Je suis comme un tailleur de pierre rendant hommage à Rodin, un peintre en lettres barbouillant pour Matisse, un marmiton invitant à sa table un des Troigros ou les trois à la fois. Là je précède les pas d’un dont je n’ai pas la pointure. Mais qui me l’a demandé.
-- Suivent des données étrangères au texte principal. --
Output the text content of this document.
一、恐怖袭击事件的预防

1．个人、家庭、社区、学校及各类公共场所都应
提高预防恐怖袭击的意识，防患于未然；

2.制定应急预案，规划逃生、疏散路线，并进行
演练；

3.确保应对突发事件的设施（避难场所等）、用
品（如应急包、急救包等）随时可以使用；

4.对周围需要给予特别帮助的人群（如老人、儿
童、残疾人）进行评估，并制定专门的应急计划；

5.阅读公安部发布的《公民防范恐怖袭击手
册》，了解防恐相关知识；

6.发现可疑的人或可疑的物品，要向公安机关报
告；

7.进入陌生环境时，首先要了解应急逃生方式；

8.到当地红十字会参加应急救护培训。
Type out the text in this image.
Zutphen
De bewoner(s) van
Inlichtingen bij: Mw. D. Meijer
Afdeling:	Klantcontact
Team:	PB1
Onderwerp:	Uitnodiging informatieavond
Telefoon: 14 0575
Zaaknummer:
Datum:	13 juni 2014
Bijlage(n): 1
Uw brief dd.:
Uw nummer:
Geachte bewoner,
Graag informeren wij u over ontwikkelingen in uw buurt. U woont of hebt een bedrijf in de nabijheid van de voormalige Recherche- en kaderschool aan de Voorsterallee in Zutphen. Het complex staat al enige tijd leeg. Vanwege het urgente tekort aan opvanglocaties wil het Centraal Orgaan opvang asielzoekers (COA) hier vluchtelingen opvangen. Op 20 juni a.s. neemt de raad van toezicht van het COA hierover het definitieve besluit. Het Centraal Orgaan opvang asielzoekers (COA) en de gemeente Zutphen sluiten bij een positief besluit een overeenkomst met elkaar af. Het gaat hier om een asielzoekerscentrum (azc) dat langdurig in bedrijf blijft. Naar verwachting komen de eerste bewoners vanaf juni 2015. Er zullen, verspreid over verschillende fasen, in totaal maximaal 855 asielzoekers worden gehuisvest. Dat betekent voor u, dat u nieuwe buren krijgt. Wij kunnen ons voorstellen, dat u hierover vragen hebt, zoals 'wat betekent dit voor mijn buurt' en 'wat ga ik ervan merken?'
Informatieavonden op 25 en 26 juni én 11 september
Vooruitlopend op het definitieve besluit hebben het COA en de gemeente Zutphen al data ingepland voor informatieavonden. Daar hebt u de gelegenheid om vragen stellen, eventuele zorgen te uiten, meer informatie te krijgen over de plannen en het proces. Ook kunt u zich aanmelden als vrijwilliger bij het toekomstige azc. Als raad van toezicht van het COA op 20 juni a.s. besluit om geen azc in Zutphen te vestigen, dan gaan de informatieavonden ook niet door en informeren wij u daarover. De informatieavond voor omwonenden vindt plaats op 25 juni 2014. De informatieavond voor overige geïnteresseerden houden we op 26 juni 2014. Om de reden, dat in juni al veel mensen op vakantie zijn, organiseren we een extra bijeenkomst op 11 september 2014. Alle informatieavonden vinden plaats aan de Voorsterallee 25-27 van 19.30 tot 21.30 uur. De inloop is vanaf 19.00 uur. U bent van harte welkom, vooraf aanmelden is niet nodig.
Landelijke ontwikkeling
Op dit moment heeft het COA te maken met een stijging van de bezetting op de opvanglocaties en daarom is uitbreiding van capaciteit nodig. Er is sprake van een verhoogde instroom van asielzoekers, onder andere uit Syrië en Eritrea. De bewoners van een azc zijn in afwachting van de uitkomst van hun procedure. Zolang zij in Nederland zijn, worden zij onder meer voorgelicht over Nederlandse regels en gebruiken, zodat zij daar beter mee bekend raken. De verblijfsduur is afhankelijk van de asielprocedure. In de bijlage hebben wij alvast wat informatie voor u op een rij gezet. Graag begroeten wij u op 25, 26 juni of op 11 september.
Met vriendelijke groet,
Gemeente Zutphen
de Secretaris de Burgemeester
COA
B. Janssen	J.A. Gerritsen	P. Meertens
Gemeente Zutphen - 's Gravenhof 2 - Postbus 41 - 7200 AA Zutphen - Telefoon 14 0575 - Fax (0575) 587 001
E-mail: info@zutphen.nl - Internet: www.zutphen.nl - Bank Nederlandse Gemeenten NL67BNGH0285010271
Un jour ma route a croisé la sienne, à Saint-Julien-Molin-Molette, dans le Pilat, lors d’un festival dédié aux oiseaux rares. Il était un de ces volatiles, à partager ses mots, les triturer en public, leur faire rendre gorge avant de les relâcher, avant qu’ils ne se rassemblent et s’assemblent autrement, en de multiples combinaisons, savantes ou populaires. J’étais le gazetier du coin, angoissé. Car comment relater, à l’heure des tartines qu’on trempe dans le café, après deux faits d’hiver, trois méfaits d’été et les rapports du loto, cet artiste singulier qui fait suer les mots, qui les prend au garrot ? Étrange exercice. Échange de mots, trafic d’émotions, commerce du verbe entre celui qui tente de le dompter et celui qui instruit le lendemain du lecteur, dans la minuscule case culture coincée entre foot et météo. Ce Gary m’a surpris, interpellé, intrigué. Séduit au-delà de ses mots. Hasard ou destinée, nos chemins n’ont cessé alors de se recouper, quelque que soit le lieu, la scène ou le support de publication, au local de Barjac comme au national qui fait Chorus.
J’ai beau désormais le connaître, un peu, beaucoup, passionnément, Rémo Gary m’est toujours énigme, intrigue, type pas comme les autres. Je n’ose m’imaginer l’alchimie de son écriture, ses alambics d’expression, ses cornues tortueuses filtrant le vocabulaire et ses possibles déclinaisons. Je dis je n’ose mais serais curieux de. Être petite souris prélevant ma part de grimoire, de vers parcheminés, de fiévreux manuscrits…
Je n’ai par devant moi que ses chansons jamais satisfaites, toujours en recherche, questionnant les mots, en cherchant la racine, l’histoire et les anecdotes, les culbutant, les forniquant, accouchant d’eux d’autres sens tirés d’un lointain passé ou d’un proche avenir… Déjà du bonheur.
Mais se limiter à pétrir les mots c’est un peu nous rouler dans la farine. Gary fait son du sens et sens du son. Ses doigts travaillent tout autant nos vieilles idées, nos espoirs, nos utopies, que cette combinaison de vingt-six lettres qui les exprime tant bien que mal. En allant au-delà de lui, Gary va au-delà de nous, se surpasse en nous aidant à nous dépasser. Plus qu’un tambouilleur de mots, il est agitateur d’idées, subversif.
Par cette Lune entre les dents, il continue de tracer sa voie, de filer sa voix. Avec, cette fois-ci, la crème des amis qui, chacun, chacune, lui a ourdi des notes, brodé des portées, mis au chaud ses mots. Gary est un insatiable partageur : normal qu’on lui rende mots pour note, note pour mots. Des mots qui appellent aussi l’encre d’imprimerie, la coupe fraîche du papier sous l’intraitable massicot, l’art de la brochure. Le livre, enfin. Grand luxe pour ce présent opus : c’est ainsi qu’il se présente. Au plaisir de l’écouter, on ajoutera celui de palper Rémo Gary.
Je n’ai pas l’obsession de savoir qui est le plus grand de la chanson, ce qui du reste n’a pas grande importance. Mais il me semble que la trace de certains est plus ancrée encore. A force de labourer profond, Gary Garraud rend visible sa petite œuvre, sa petite entreprise, la fait grandir. Bien sûr, pour le savoir, il faut prendre un peu de hauteur. Comme ces tumulus, comme ces agroglyphes, cercles de culture dans les champs de blé, de lin ou de colza, qu’on ne voit que d’en haut. Rémo trace pareillement dans la chanson, d’une étonnante plume, d’une superbe calligraphie.